Отчасти такая реакция стала следствием блестящего освещения венгерских событий в мировых СМИ: лучшие журналисты и лучшие фотографы того поколения в дни революции съехались в Будапешт. Фотографии тех дней шокировали среди прочего и тем, что на них было отражено то, чего никто не ожидал. До начала событий никто из аналитиков, включая самых ярых антисоветчиков, не думал, что в странах восточного блока возможны революции. И коммунисты, и антикоммунисты (за редкими исключениями) считали, что советские методы индоктринации предельно эффективны; что большинство населения безоглядно доверяет официальной пропаганде; что тоталитарная образовательная система устраняет всякое разномыслие; что разрушенные гражданские институты невозможно восстановить; что переписанная история будет забыта. В январе 1956 года американская разведка предсказывала, что со временем инакомыслие в Восточной Европе будет слабеть «из-за постепенно роста численности молодежи, подвергшейся коммунистической обработке»[1346]
. В позднем эпилоге к «Истокам тоталитаризма» Ханна Арендт написала, что венгерская революция стала полной неожиданностью, всех заставшей врасплох. Подобно ЦРУ, КГБ, Хрущеву и Даллесу, Арендт была уверена, что тоталитарные режимы, получившие доступ к самой душе нации, становятся неуязвимыми.Но все они ошибались. Люди не превращались в «тоталитарную личность» с такой легкостью. Если внешне казалось, что они совершенно помешались на культе лидера или партии, видимость могла быть обманчивой. Даже когда под действием самой абсурдной пропаганды люди на демонстрациях скандировали лозунги или пели песни о том, что партия всегда права, чары так же внезапно, драматично, неожиданно могли рассеяться.
Эпилог
Чтобы скрыть неудачу, надо было всеми средствами устрашения отучить людей судить и думать и принудить их видеть несуществующее и доказывать обратное очевидности.
На протяжении тридцати лет, вплоть до падения в 1989 году Берлинской стены, коммунистические лидеры Восточной Европы задавали себе те же вопросы, которые начали мучить их после смерти Сталина. Почему экономические достижения их системы оказались такими скудными? Почему пропаганда была столь неубедительной? Что питало источник неугасающего инакомыслия и как лучше его перекрыть? Достаточно ли арестов, репрессий и террора, чтобы коммунистические партии могли удержать власть? Или более надежным средством предотвращения социального взрыва должны служить либеральные реформы — толика экономической свободы плюс немного свободы слова? Наконец, на какие изменения готов Советский Союз и где именно Москва проведет запретную черту?

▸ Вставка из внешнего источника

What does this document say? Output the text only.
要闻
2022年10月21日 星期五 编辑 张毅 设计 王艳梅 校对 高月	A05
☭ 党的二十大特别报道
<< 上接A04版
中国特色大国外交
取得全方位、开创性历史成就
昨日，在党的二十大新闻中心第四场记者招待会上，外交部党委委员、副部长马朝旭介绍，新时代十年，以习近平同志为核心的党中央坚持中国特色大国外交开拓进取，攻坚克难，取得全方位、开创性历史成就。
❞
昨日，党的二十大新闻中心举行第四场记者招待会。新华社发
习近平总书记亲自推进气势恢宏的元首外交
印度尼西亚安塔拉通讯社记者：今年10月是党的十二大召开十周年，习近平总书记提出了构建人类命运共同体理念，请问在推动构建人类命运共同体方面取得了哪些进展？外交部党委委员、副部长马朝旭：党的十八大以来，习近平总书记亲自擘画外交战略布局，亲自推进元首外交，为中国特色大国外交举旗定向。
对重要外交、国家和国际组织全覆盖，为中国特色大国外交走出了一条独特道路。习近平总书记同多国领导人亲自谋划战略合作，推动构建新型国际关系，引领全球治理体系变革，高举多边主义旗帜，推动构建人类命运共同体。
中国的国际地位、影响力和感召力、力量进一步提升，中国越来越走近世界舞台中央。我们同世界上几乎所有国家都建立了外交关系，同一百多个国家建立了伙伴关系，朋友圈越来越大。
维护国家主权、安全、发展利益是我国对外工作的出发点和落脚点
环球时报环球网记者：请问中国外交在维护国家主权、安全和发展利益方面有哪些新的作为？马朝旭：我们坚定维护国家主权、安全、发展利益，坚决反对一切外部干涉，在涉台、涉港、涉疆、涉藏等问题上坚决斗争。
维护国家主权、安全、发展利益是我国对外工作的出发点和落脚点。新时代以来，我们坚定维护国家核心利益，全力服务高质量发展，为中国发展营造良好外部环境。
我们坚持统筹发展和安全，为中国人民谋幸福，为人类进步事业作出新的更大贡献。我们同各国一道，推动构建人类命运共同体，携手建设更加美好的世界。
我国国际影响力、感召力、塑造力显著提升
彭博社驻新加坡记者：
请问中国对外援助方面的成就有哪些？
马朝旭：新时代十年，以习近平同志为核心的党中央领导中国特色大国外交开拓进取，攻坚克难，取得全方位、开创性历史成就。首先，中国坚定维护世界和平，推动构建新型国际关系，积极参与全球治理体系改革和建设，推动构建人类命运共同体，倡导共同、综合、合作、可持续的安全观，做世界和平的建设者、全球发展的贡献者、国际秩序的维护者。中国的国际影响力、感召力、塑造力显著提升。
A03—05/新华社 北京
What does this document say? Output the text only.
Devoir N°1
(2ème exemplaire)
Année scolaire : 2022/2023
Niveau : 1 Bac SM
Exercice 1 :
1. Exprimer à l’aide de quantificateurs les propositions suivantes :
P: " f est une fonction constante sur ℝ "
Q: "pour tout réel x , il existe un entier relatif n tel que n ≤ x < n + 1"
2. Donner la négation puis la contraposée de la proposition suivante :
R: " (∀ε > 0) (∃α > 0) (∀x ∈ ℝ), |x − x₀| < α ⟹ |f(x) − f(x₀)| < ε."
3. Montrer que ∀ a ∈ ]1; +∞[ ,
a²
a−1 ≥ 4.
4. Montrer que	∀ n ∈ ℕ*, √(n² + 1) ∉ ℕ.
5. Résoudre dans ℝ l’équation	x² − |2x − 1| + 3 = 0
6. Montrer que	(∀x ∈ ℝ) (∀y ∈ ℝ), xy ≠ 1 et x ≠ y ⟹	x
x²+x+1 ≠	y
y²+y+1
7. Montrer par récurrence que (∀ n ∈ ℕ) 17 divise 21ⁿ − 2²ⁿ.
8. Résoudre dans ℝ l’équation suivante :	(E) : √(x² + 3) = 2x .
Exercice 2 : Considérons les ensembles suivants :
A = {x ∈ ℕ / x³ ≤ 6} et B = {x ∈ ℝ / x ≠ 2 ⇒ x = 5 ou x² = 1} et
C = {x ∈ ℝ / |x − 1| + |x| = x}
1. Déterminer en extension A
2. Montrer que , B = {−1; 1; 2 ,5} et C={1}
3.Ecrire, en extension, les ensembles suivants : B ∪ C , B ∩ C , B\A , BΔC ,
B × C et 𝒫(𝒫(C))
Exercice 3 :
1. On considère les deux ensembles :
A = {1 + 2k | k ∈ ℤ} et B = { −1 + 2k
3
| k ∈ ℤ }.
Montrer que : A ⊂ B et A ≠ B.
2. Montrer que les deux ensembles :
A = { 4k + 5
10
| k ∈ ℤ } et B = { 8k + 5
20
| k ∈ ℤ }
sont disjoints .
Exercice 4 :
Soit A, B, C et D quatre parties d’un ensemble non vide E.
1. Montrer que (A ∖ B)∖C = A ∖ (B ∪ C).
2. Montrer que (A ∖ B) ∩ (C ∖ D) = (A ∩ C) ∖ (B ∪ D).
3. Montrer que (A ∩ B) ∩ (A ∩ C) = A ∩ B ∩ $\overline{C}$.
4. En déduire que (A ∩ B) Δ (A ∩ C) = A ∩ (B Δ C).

В разное время на эти вопросы отвечали по-разному. После смерти Сталина ни один из коммунистических режимов не демонстрировал той жестокости, какая отличала их в 1945–1953 годах, но даже и после государства Восточной Европы оставались жесткими, деспотичными и чрезвычайно репрессивными. Приход Владислава Гомулки к власти в Польше был отмечен либеральными надеждами и народным энтузиазмом, но очень быстро в стране восторжествовали консерватизм и антисемитизм. Янош Кадар начал править Венгрией с кровавых репрессий, но позднее попытался укрепить свою легитимность, согласившись на некоторую свободу предпринимательства, торговли и пересечения границ. В разгар Пражской весны 1968 года Чехословакия переживала бурный культурный подъем: ее писатели, режиссеры и драматурги завоевали тогда международное признание, но после советского вторжения чехословацкое правительство стало одним из самых жестоких во всем блоке. В 1961 году Восточная Германия, пытаясь воспрепятствовать отъезду своих граждан, отгородилась от Запада стеной, но в 1980-е годы режим без лишнего шума начал позволять диссидентам покидать страну в обмен на твердую валюту, получаемую от правительства ФРГ. Румыния и Югославия в разные периоды пытались занимать особую позицию во внешней политике, дистанцируясь от советского блока, но такая линия была непоследовательной.